Lake County >> Luther Jones spent nearly two decades locked up for a crime he didn’t commit. This week, the terminally ill 71-year-old inmate was released after his supposed victim said the child abuse claims that put him in jail for 18 years were lies her mother allegedly coached her to tell.
The woman, now 30, who was supposedly molested by Jones when she was 10 years old came forward on Feb. 9 when she contacted the victim witness division of the Lake County District Attorney’s (DA) Office and said her testimony was a sham, according to court documents filed by DA Don Anderson. Two days later, DA investigator Denise Hinchcliff and deputy DA Ed Borg conducted an interview during which she fully recanted her accusations.
Hinchcliff reported that she decided to come clean because “she was tired of having a ‘heavy heart’ about Luther Jones.” The woman had confided with some family members that her accusations were false, and it was her grandmother who encouraged her to confess earlier this month.
She said the likely motive was that her mother, Elizabeth Woods, was involved in a custody dispute with Jones over their 2-year-old child. It remains to be seen whether the DA’s office will seek charges against Woods.
According to court documents, Jones received custody of the girl on Aug. 28, 1996, just two days prior to when the supposed victim, then a fifth grader, told her principal at Lower Lake Elementary School she was abused.
The woman detailed the elaborate false story which she testified in court saying that Jones molested her five times. In one instance she said he slapped her when she resisted his advances and said he told her “If you tell anybody, I’ll track you down like a dog and shoot you.”
Jones denied the statements during the 1998 trial, but was ultimately found guilty on four different counts on April 8 and was sentenced to 27 years in prison two months later.

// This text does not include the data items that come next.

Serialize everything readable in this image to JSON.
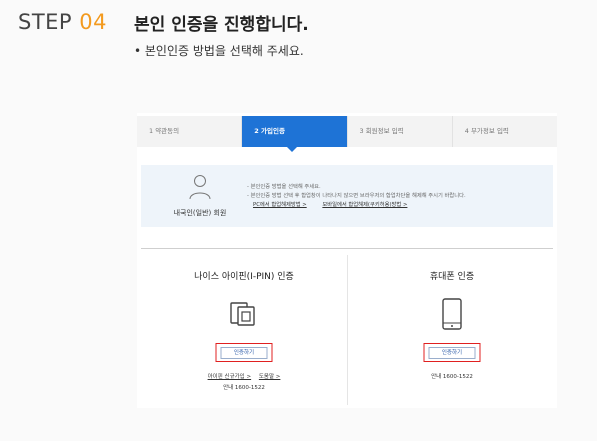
{
  "header": {
    "step_label": "STEP",
    "step_number": "04",
    "title": "본인 인증을 진행합니다.",
    "subtitle": "• 본인인증 방법을 선택해 주세요."
  },
  "steps": [
    {
      "label": "1 약관동의",
      "active": false
    },
    {
      "label": "2 가입인증",
      "active": true
    },
    {
      "label": "3 회원정보 입력",
      "active": false
    },
    {
      "label": "4 부가정보 입력",
      "active": false
    }
  ],
  "member_type": {
    "label": "내국인(일반) 회원",
    "line1": "- 본인인증 방법을 선택해 주세요.",
    "line2": "- 본인인증 방법 선택 후 합업창이 나타나지 않으면 브라우저의 합업차단을 해제해 주시기 바랍니다.",
    "link_pc": "PC에서 합업해제방법 >",
    "link_mobile": "모바일에서 합업해제(쿠키허용)방법 >"
  },
  "ipin": {
    "title": "나이스 아이핀(I-PIN) 인증",
    "button_label": "인증하기",
    "link_signup": "아이핀 신규가입 >",
    "link_help": "도움말 >",
    "phone": "안내 1600-1522"
  },
  "mobile": {
    "title": "휴대폰 인증",
    "button_label": "인증하기",
    "phone": "안내 1600-1522"
  },
  "colors": {
    "accent_orange": "#f39a1e",
    "active_step_blue": "#1e73d6",
    "highlight_red": "#e02020"
  }
}
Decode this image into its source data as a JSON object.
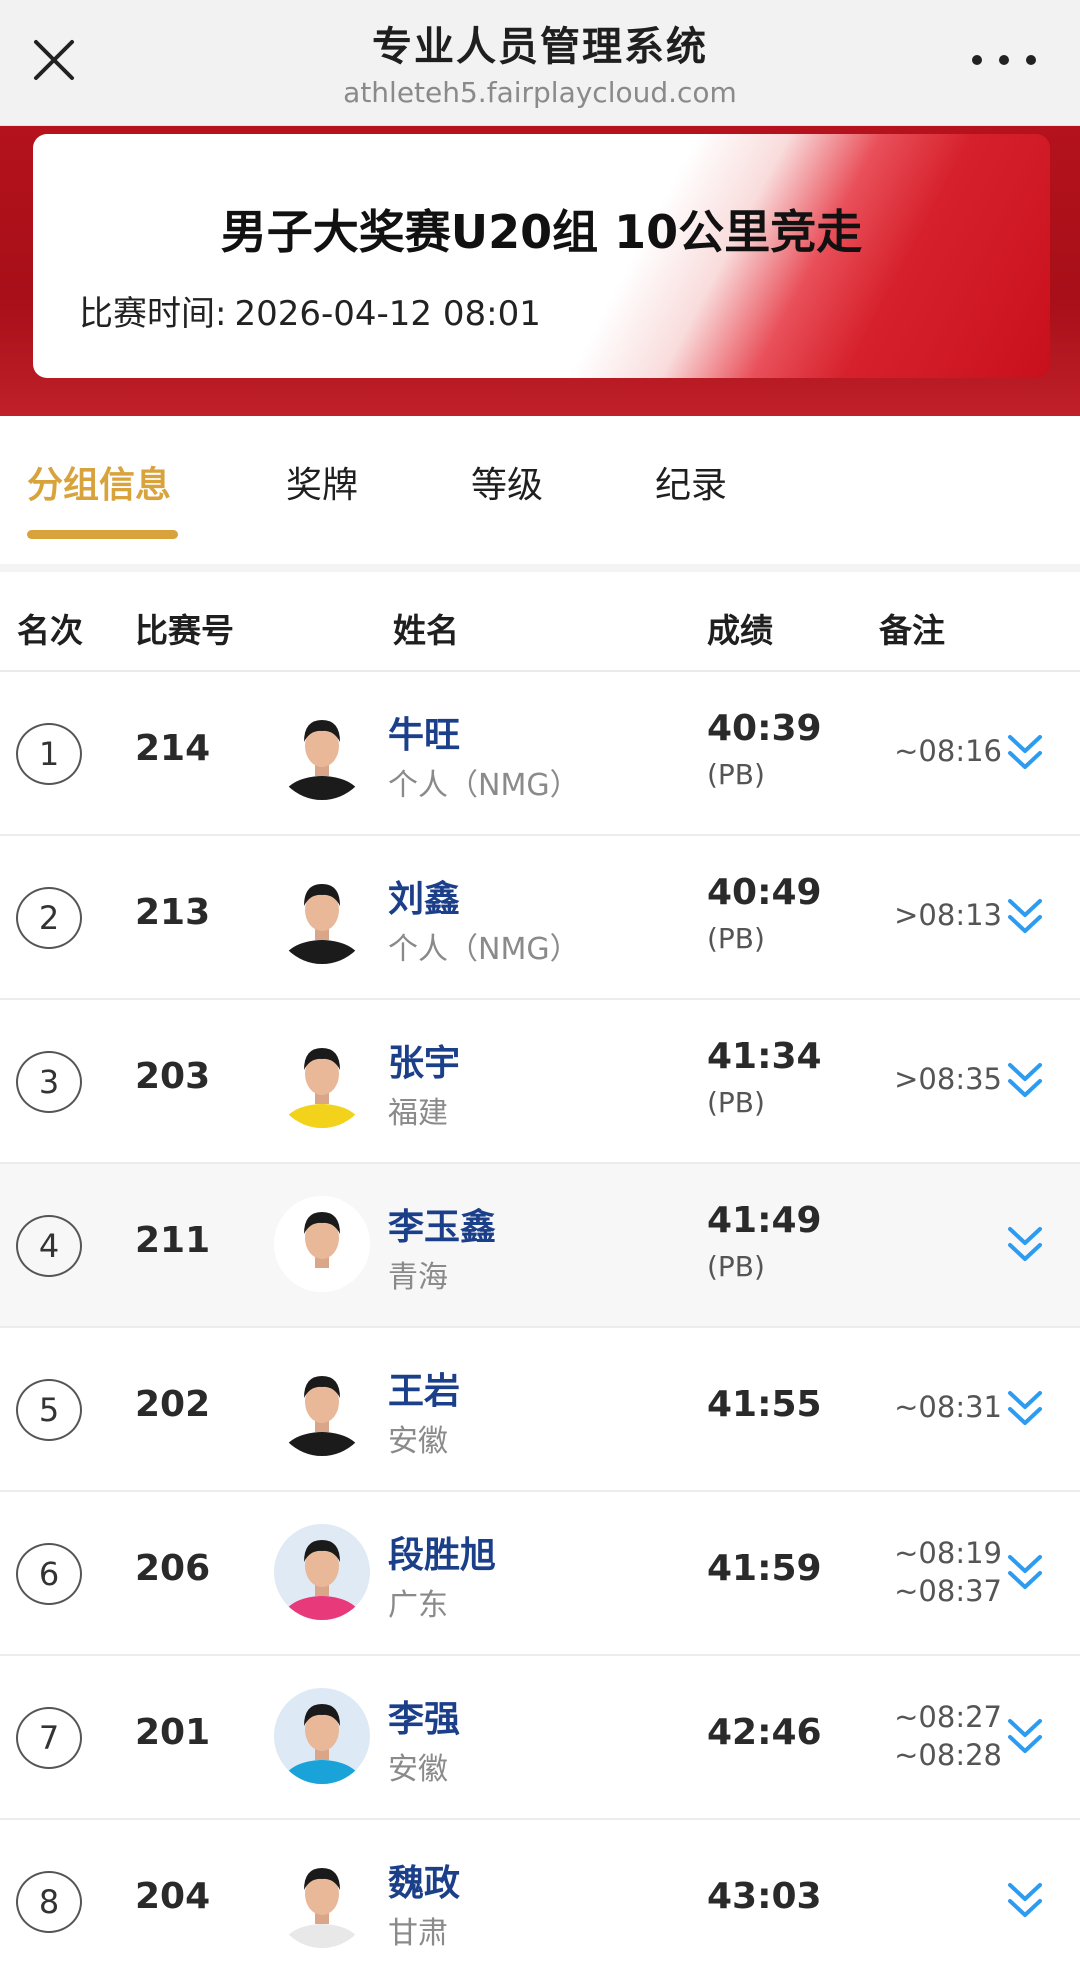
{
  "app": {
    "title": "专业人员管理系统",
    "url": "athleteh5.fairplaycloud.com"
  },
  "event": {
    "name": "男子大奖赛U20组 10公里竞走",
    "time_label": "比赛时间:",
    "time_value": "2026-04-12  08:01"
  },
  "tabs": [
    {
      "label": "分组信息",
      "active": true
    },
    {
      "label": "奖牌",
      "active": false
    },
    {
      "label": "等级",
      "active": false
    },
    {
      "label": "纪录",
      "active": false
    }
  ],
  "columns": {
    "rank": "名次",
    "bib": "比赛号",
    "name": "姓名",
    "result": "成绩",
    "note": "备注"
  },
  "rows": [
    {
      "rank": "1",
      "bib": "214",
      "name": "牛旺",
      "team": "个人（NMG）",
      "result": "40:39",
      "pb": "(PB)",
      "note1": "~08:16",
      "note2": ""
    },
    {
      "rank": "2",
      "bib": "213",
      "name": "刘鑫",
      "team": "个人（NMG）",
      "result": "40:49",
      "pb": "(PB)",
      "note1": ">08:13",
      "note2": ""
    },
    {
      "rank": "3",
      "bib": "203",
      "name": "张宇",
      "team": "福建",
      "result": "41:34",
      "pb": "(PB)",
      "note1": ">08:35",
      "note2": ""
    },
    {
      "rank": "4",
      "bib": "211",
      "name": "李玉鑫",
      "team": "青海",
      "result": "41:49",
      "pb": "(PB)",
      "note1": "",
      "note2": ""
    },
    {
      "rank": "5",
      "bib": "202",
      "name": "王岩",
      "team": "安徽",
      "result": "41:55",
      "pb": "",
      "note1": "~08:31",
      "note2": ""
    },
    {
      "rank": "6",
      "bib": "206",
      "name": "段胜旭",
      "team": "广东",
      "result": "41:59",
      "pb": "",
      "note1": "~08:19",
      "note2": "~08:37"
    },
    {
      "rank": "7",
      "bib": "201",
      "name": "李强",
      "team": "安徽",
      "result": "42:46",
      "pb": "",
      "note1": "~08:27",
      "note2": "~08:28"
    },
    {
      "rank": "8",
      "bib": "204",
      "name": "魏政",
      "team": "甘肃",
      "result": "43:03",
      "pb": "",
      "note1": "",
      "note2": ""
    }
  ],
  "colors": {
    "accent": "#d9a33c",
    "name_blue": "#1c3f8a",
    "chevron_blue": "#2d9cf0",
    "banner_red": "#b4121c"
  },
  "icons": {
    "close": "close-icon",
    "more": "more-icon",
    "expand": "chevron-double-down-icon",
    "avatar": "athlete-photo"
  }
}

With the woman’s new testimony, Anderson successfully petitioned on Tuesday at the Lake County Courthouse for Jones to be released.
“Judge Andrew Blum cut through what might have otherwise been a tremendous and needless delay by eliminating a later hearing and making the order for release then and there,” attorney Angela Carter said in an email on Tuesday after his ruling. “Judge Blum didn’t let one more day pass, he ordered that Mr. Jones be immediately released … He used his judicial authority to right a wrong.”
At the time of Blum’s decision, Jones was in custody at San Joaquin General Hospital in Stockton due to his failing health related to his kidney and liver. He was released on Wednesday into the custody of his son who resides in Lake County.
“Hopefully he lives long enough to enjoy some freedom at the end of his life,” Carter said.